The last example below is a capture of another service, Gnutella, as it was being utilized to download a Flash installation from Macromedia/Adobe’s website. This is a perfect example of a P2P site that tunnels traffic over HTTP, but because the HTTP header information is suspicious (low header count), this traffic is flagged by SA for an administrator to further review. Here, Gnutella triggered a “get” HTTP command and we are able to dissect the event and reconstruct it per preceding screenshots and packet samples. The packet capture indicates that the session initiated to get an updated of Flash Player.

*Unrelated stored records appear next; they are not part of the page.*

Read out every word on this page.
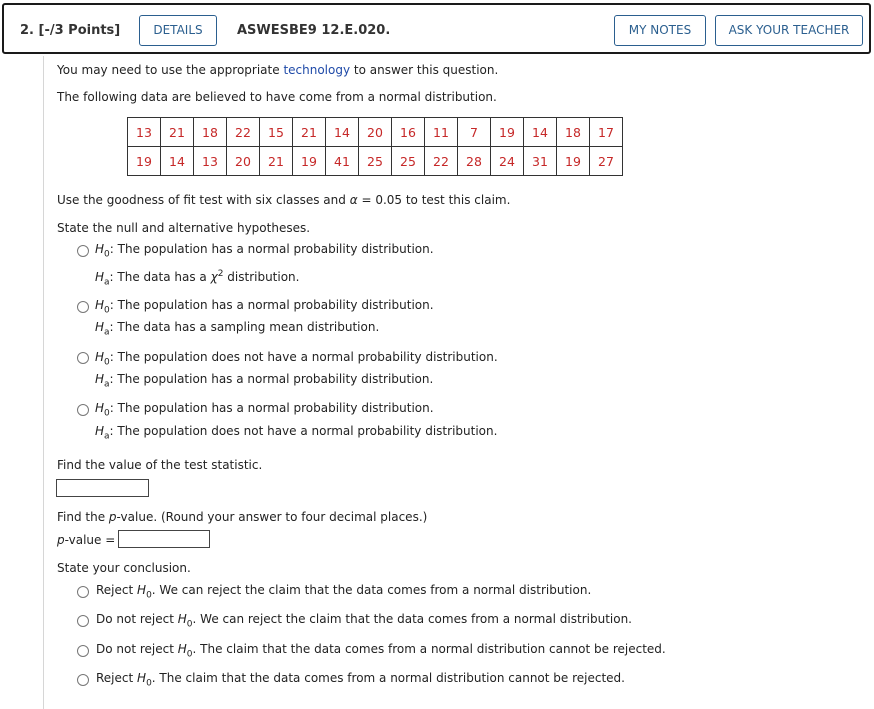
2. [-/3 Points]	DETAILS	ASWESBE9 12.E.020.	MY NOTES	ASK YOUR TEACHER
You may need to use the appropriate technology to answer this question.
The following data are believed to have come from a normal distribution.
13	21	18	22	15	21	14	20	16	11	7	19	14	18	17
19	14	13	20	21	19	41	25	25	22	28	24	31	19	27
Use the goodness of fit test with six classes and α = 0.05 to test this claim.
State the null and alternative hypotheses.
$H_0$: The population has a normal probability distribution.
$H_a$: The data has a $\chi^2$ distribution.
$H_0$: The population has a normal probability distribution.
$H_a$: The data has a sampling mean distribution.
$H_0$: The population does not have a normal probability distribution.
$H_a$: The population has a normal probability distribution.
$H_0$: The population has a normal probability distribution.
$H_a$: The population does not have a normal probability distribution.
Find the value of the test statistic.
Find the p-value. (Round your answer to four decimal places.)
p-value =
State your conclusion.
Reject $H_0$. We can reject the claim that the data comes from a normal distribution.
Do not reject $H_0$. We can reject the claim that the data comes from a normal distribution.
Do not reject $H_0$. The claim that the data comes from a normal distribution cannot be rejected.
Reject $H_0$. The claim that the data comes from a normal distribution cannot be rejected.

The figure above is a live packet capture event reconstruction as it indicates Gnutella traffic over port 80 during a “GET” http command execution from host fpdownload2.macromedia.com of Flash.
To summarize, C2 and malicious traffic evasion tactics are evolving, as malicious actors attempt to stay ahead of the malware research community. Malware is becoming more difficult to analyze as writers prevent execution of the malicious code in a sandbox if the code detects a human is not executing it via mouse or keyboard commands or if the process is not executing on a human interfacing system, i.e a user PC or server. Furthermore, such activity hides behind encrypted, covert channels to take it up another notch. The adversary will become more sophisticated and determined as the motivation for such actions continue to be either financial or political edge, placing you, on the front lines of a full-fledged cyber warfare.